Than yours and that of half the world beside.
When the whim leads, I saunter forth alone,
Ask how are herbs, and what is flour a stone,
Lounge through the Circus with its crowd of liars,
Or in the Forum, when the sun retires,
Talk to a soothsayer, then go home to seek
My frugal meal of fritter, vetch, and leek:
Three youngsters serve the food: a slab of white
Contains two cups, one ladle, clean and bright:
Next, a cheap basin ranges on the shelf,
With jug and saucer of Campanian delf:
Then off to bed, where I can close my eyes
Not thinking how with morning I must rise
And face grim Marsyas, who is known to swear
Young Novius' looks are what he cannot bear.

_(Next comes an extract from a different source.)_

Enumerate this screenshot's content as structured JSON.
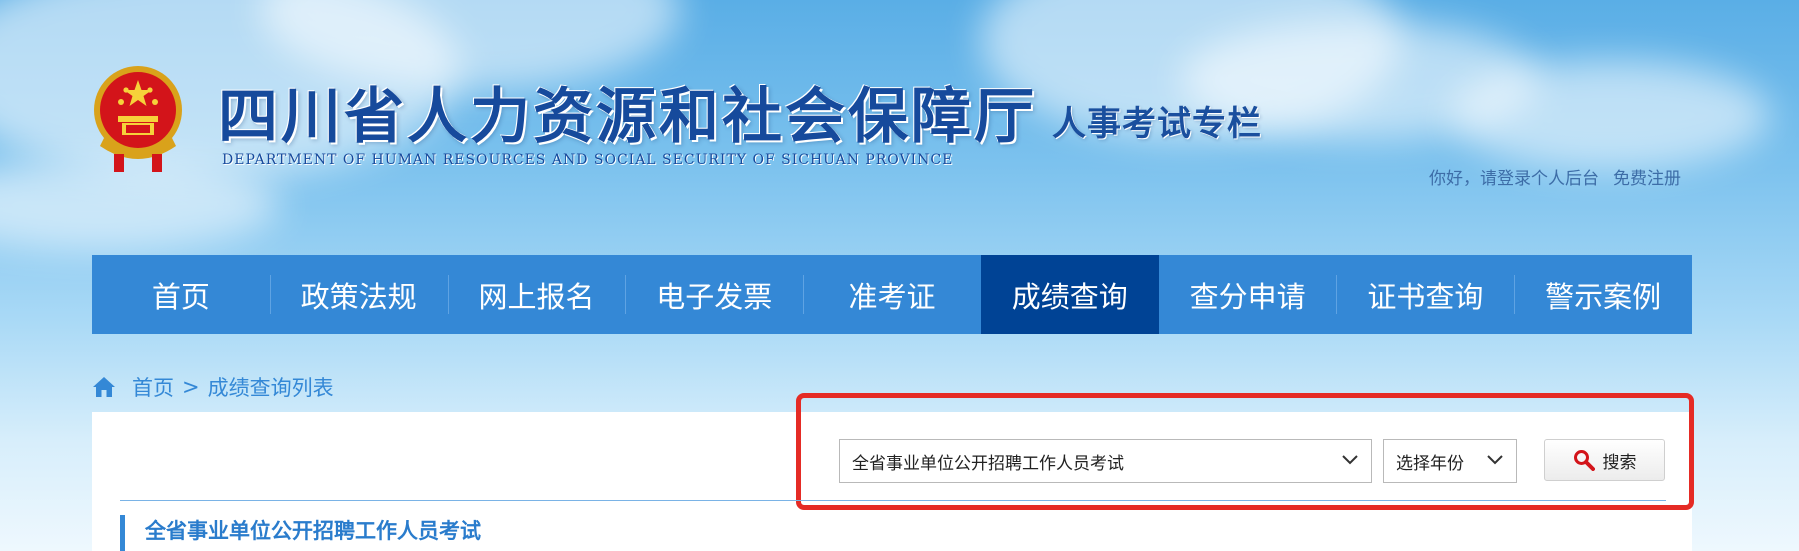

I lie a-bed till ten: then stroll a bit,
Or read or write, if in a silent fit,
And rub myself with oil, not taken whence
Natta takes his, at some poor lamp's expense.
So to the field and ball; but when the sun
Bids me go bathe, the field and ball I shun:
Then eat a temperate luncheon, just to stay
A sinking stomach till the close of day,
Kill time in-doors, and so forth. Here you see
A careless life, from stir and striving free,
Happier (O be that flattering unction mine!)
Than if three quæstors figured in my line.